The Mukurtu Showcase is a grassroots project aiming to empower communities to manage, share, narrate, and exchange their digital heritage in culturally relevant and ethically-minded ways. The Mukurtu Community showcase their sites and their stories on this website.
Native-Land.ca is a web-based resource created in 2015 by Victor Temprano (and now a part of Native Land Digital) to draw attention to the importance of land and territories and the histories of colonization that have systematically dispossessed Indigenous peoples of their land.
Palestine Open Maps is developed by Ahmad Barclay, Majd Al-shihabi, Hanan Yazigi, Morad Taleeb, Henry Zaccak, and Bassam Barham, Palestine Open Maps is a platform that uses maps and data to retrace the transformation of human and natural geography in Palestine.
Plateau Peoples’ Web Portal is a collaboration between the Spokane Tribe of Indians, the Confederated Tribes Of The Colville Reservation, the Confederated Tribes of the Umatilla Indian Reservation, the Coeur d'Alene Tribe of Indians, the Confederated Tribes of Warm Springs, the Confederated Tribes and Bands of the Yakama Nation, The Confederated Salish and Kootenai Tribes of the Flathead Reservation, the Nez Perce Tribe, the Center for Digital Scholarship and Curation and Native American Programs at Washington State University.

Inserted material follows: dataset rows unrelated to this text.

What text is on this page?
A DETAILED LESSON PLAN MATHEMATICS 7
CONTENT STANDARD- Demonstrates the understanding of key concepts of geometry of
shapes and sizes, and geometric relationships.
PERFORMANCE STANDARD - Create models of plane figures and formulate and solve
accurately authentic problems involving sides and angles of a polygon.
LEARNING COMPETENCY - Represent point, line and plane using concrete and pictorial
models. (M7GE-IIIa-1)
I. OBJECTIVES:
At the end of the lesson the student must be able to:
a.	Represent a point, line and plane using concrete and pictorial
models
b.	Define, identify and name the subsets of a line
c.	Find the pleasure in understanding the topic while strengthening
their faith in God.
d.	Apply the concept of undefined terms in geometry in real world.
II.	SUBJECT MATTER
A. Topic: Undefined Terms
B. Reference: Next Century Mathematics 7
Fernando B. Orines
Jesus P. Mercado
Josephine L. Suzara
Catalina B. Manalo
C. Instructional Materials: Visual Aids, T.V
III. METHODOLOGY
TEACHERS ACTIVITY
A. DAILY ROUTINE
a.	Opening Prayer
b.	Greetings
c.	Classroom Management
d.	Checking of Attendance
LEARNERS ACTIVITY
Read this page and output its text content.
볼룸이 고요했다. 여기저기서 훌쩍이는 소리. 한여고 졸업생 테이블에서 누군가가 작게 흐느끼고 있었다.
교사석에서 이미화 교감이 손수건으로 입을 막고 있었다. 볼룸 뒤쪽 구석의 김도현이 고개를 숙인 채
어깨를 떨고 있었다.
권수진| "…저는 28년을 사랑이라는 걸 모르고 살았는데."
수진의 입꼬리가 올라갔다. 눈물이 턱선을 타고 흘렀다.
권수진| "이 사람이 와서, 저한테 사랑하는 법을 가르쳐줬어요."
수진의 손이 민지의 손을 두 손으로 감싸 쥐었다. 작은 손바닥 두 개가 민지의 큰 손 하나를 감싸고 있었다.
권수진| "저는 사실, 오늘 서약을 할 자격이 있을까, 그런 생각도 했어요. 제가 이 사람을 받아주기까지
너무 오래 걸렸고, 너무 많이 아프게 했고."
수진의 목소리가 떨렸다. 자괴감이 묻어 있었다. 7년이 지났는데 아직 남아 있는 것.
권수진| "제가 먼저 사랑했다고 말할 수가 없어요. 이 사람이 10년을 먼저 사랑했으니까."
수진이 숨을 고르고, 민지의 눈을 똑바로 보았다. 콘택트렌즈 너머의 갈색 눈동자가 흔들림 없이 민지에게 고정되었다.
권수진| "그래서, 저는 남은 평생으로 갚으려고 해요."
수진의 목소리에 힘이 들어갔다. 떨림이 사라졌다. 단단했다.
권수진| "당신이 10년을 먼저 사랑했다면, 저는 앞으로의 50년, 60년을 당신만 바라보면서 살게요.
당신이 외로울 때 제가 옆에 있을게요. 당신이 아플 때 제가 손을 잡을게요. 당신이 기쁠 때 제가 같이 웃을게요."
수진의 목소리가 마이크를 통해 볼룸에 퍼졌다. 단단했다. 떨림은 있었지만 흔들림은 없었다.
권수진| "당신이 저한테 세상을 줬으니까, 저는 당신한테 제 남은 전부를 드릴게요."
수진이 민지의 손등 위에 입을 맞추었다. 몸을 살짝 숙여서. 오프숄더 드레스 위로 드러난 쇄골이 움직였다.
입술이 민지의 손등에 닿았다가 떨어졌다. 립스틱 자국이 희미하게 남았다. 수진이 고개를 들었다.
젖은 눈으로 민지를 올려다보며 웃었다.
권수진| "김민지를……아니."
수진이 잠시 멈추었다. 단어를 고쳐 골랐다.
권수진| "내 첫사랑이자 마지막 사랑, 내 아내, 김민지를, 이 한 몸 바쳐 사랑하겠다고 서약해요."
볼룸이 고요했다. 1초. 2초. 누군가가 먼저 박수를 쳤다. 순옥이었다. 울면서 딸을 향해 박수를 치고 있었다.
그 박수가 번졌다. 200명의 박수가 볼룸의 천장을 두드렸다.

The Portal aggregates cultural materials from multiple repositories that have been chosen and curated by tribal representatives.

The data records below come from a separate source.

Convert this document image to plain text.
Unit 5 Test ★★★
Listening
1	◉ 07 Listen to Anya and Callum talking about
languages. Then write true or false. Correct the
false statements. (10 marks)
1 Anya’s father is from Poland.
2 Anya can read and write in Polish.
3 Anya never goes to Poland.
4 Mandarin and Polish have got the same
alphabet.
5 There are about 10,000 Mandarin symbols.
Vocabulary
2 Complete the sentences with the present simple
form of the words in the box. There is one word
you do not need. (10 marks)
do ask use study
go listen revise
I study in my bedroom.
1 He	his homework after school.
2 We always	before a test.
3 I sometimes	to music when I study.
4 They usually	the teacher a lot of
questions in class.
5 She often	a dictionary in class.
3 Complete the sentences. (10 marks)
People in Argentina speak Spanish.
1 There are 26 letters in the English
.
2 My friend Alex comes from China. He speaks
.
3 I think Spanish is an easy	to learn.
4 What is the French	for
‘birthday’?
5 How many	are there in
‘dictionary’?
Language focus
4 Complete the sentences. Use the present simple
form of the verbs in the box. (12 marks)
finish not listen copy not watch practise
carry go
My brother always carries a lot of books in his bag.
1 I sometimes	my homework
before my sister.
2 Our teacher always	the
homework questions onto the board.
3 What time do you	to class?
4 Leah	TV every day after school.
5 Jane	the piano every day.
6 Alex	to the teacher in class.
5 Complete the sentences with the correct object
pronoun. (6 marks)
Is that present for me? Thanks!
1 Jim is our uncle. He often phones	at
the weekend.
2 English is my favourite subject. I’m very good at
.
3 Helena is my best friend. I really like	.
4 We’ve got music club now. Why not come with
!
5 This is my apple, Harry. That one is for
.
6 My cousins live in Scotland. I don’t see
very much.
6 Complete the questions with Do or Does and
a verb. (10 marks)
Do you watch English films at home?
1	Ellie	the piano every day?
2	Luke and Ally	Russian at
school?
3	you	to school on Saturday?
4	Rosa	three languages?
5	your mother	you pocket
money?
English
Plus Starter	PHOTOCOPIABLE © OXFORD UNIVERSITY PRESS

The Clark Art Institute in Williamstown, Massachusetts issued a statement disapproving the reuse of Jean-Léon Gérôme’s painting “Slave Market” (1866) by the German right-wing party Alternative für Deutschland (AfD), while still enacting an Open Access policy, allowing for any reproduction of a public domain work to be downloaded high-resolution for free, as expressed in their FAQ page.

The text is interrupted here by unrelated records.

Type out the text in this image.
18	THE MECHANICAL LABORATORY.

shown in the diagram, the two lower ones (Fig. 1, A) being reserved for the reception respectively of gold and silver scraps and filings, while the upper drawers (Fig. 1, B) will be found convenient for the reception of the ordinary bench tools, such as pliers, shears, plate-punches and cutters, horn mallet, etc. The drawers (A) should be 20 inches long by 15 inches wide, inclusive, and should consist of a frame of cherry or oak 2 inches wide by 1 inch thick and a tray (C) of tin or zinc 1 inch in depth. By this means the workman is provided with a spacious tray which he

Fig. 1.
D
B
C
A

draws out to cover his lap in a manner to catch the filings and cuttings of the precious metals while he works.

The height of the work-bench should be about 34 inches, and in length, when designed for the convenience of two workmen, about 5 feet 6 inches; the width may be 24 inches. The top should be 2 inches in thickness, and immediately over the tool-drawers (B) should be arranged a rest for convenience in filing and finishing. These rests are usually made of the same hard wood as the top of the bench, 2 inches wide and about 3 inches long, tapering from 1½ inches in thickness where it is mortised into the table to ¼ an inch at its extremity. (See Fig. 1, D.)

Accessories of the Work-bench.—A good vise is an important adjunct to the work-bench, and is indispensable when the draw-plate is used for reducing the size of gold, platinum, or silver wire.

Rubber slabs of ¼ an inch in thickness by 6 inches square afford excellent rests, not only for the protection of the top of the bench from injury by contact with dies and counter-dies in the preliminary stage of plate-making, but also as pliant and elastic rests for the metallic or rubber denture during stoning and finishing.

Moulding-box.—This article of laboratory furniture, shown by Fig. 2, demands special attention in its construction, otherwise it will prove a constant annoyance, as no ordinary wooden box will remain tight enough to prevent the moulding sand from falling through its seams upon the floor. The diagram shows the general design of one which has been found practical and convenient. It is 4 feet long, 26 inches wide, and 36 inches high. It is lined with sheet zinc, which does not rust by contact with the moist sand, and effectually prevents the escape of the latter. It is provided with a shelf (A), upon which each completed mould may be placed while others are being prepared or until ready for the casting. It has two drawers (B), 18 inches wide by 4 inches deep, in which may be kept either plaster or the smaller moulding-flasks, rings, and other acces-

Curationist.org’s approach to metadata provides comprehensive information about why metadata is important and how they work with it.
How this risk area connects to other risk areas
Ethical risks intersect closely with legal compliance, policy development, and geopolitical pressures. Decisions about openness, restriction, or representation -particularly for Indigenous or contested collections- must be supported by clear governance, legally sound frameworks, and culturally informed metadata. In crisis contexts, ethical commitments can be challenged by political or financial pressure, making early community engagement and documented protocols essential safeguards.
Use cases
Curators don’t make Indigenous collections open access, because there is a risk of unethical sharing without proper decolonial protocols. This could lead to cultural exploitation and disrespect towards the communities, undermining trust and collaboration with Indigenous partners.
Institution managers don’t make certain heritage photographs open access, because of potential self-image rights violations and misuse for commercial purposes. This can harm the dignity of the individuals depicted and damage the institution’s commitment to ethical and respectful representation.
Digital collection managers don’t make certain culturally sensitive audio and video materials open access, because there’s a risk of them being exploited for commercial purposes without permission. This could disrespect the cultural heritage of the content and negatively affect the institution’s relationships with content owners and the public.
Data managers don’t make certain open datasets available without restrictions, because the information could be misused for illicit excavations or fuel conspiracy theories. This misuse can lead to cultural misinformation and damage public trust in scholarly research.